Biopersistence

27. 2. – 28. 3. 2026
Opening: 26th of February, 2026 at 6:00 PM

UM Gallery, UMPRUM Technology Center, Mikulandská 134/5, Prague 1

Curator-Led Tours:
3rd of March 2026 at 6:00 PM
28th of March 2026 at 4:00 PM

 

The new exhibition Biopersistence at UM Gallery explores the boundaries between life and death, pausing to reflect on the desire for immortality and the inevitability of finitude. Through works by Czech and international women artists, it examines the need to (sur)vive under conditions of constant pressure to optimize the body and mind.

Biopersistence

Curators Agáta Hošnová and Karolína Voleská, in their project, reflect on the contemporary disappearance of finitude from society’s consciousness and on attempts to control it. It is not only the development of medicine and the pharmaceutical industry—reflected in rising average life expectancy and quality of life—but above all the broader trends shaping society and its values. Death is increasingly viewed as a technical problem rather than as a part of life and an inevitable fate. This shift opens up new ethical dilemmas. The exhibition Biopersistence reveals how notions of the body, consciousness, and finitude are changing in an era when life itself becomes an investment project—intensifying the question of who has the right to access it.

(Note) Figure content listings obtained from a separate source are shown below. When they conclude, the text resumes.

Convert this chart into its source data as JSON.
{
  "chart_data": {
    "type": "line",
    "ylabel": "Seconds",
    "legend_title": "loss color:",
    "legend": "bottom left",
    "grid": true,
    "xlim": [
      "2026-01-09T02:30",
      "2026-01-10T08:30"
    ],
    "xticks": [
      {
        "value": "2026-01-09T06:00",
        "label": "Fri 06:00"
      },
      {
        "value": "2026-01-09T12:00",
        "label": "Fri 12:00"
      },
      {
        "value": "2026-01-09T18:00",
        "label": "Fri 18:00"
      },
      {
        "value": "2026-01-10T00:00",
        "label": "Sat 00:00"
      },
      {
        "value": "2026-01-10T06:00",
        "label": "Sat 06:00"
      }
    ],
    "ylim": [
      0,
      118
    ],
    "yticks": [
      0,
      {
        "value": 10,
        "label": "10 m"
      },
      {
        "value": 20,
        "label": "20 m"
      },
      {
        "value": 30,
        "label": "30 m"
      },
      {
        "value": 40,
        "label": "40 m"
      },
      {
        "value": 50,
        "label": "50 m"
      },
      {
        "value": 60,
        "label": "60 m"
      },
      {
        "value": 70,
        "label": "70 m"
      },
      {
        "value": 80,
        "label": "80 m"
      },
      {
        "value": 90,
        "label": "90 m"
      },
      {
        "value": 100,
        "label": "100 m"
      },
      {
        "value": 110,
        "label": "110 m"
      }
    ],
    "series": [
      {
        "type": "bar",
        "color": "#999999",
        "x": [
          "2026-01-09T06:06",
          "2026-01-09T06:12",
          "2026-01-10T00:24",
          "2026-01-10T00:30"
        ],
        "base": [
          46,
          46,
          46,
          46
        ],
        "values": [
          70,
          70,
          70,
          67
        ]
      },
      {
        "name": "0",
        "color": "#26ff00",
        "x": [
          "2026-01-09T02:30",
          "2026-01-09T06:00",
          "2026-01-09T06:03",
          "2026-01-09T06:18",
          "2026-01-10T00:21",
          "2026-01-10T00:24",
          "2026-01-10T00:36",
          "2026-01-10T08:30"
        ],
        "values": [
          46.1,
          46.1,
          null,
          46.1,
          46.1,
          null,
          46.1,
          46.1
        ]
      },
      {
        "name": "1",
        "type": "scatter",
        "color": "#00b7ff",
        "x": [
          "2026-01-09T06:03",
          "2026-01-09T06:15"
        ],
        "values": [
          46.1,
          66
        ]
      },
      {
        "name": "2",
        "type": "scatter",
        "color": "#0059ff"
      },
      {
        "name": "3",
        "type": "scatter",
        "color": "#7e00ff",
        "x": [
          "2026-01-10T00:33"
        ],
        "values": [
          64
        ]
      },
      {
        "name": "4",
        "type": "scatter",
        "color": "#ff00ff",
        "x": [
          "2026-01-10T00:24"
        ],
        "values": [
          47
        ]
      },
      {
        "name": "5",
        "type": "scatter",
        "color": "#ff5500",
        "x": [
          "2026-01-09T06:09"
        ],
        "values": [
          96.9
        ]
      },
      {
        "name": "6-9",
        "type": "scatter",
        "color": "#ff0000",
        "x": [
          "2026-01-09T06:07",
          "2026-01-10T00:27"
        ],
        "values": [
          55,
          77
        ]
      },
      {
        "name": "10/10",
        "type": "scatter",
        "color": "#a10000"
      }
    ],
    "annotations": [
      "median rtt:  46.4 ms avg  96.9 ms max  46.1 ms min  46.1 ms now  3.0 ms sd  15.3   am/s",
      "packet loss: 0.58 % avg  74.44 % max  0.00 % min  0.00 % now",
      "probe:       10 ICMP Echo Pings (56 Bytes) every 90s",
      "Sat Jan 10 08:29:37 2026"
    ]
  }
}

“Through this exhibition project, we sought to approach and reflect sensitively on the fact that finitude is one of the few bonds shared across all living organisms. However, the aim of Biopersistence was not to shock with a delicate subject matter, but rather to explore the wide range of ways in which death is reflected in contemporary visual art. We therefore worked with more subtle suggestions that can be associated with death — medical aesthetics, alternative spirituality, natural cycles, or the visual language of memorial plaques,” comment the exhibition’s curators, Agáta Hošnová and Karolína Voleská, graduates of the Theory and History of Modern and Contemporary Art program at UMPRUM.

These ideas take material form in the works of seven selected women artists. Although each expresses herself through a different medium and addresses distinct questions, their works together offer a complex and multilayered statement. The sculpture by Marie Holá, a graduate of Studio of Fine Art IV at UMPRUM, draws attention to the body condemned to relentless productivity and controlled by the oversized apparatus of biopower. The series of works by Kristina Láníková, a graduate of the Academy of Fine Arts in Prague, points to the accessibility of care as determined by social and economic conditions. Treatment is also addressed in the object by Natálie Sýkorová, a graduate of Studio of Fine Art III, in which she combines technicist sterility with healing practices and spirituality. Large-scale paintings by the Hungarian-German artist Galamb Thorday, who lives in Leipzig, open a debate on the tendency of the commercial market to appropriate traditional knowledge and spiritual experience. The grouping of metal carnivorous plants by the Romanian artist Nona Inescu, who lives in Athens, highlights the illusion that biological processes are under our control. Through marble objects reminiscent of tombstones, Bianka Barniaková, a student of Studio of Fine Art I, engages with mourning and memory. The theme of memento mori and the aesthetics of long-past eras permeate the black-and-white analogue photographs of Tereza Zelenková, who studied and now lives in London.

The exhibition features an installation by Adam Rýznar and Sofie Gjuričová, students of the Studio of Architecture II at UMPRUM, which both anchors and amplifies the themes of the show. The exhibition is framed by a semi-transparent, light-permeable wall made of old-rose tulle fabric, evoking a sense of illusory safety.

Biopersistence offers a space for reflection on a future in which surviving means redefining what it means to be alive.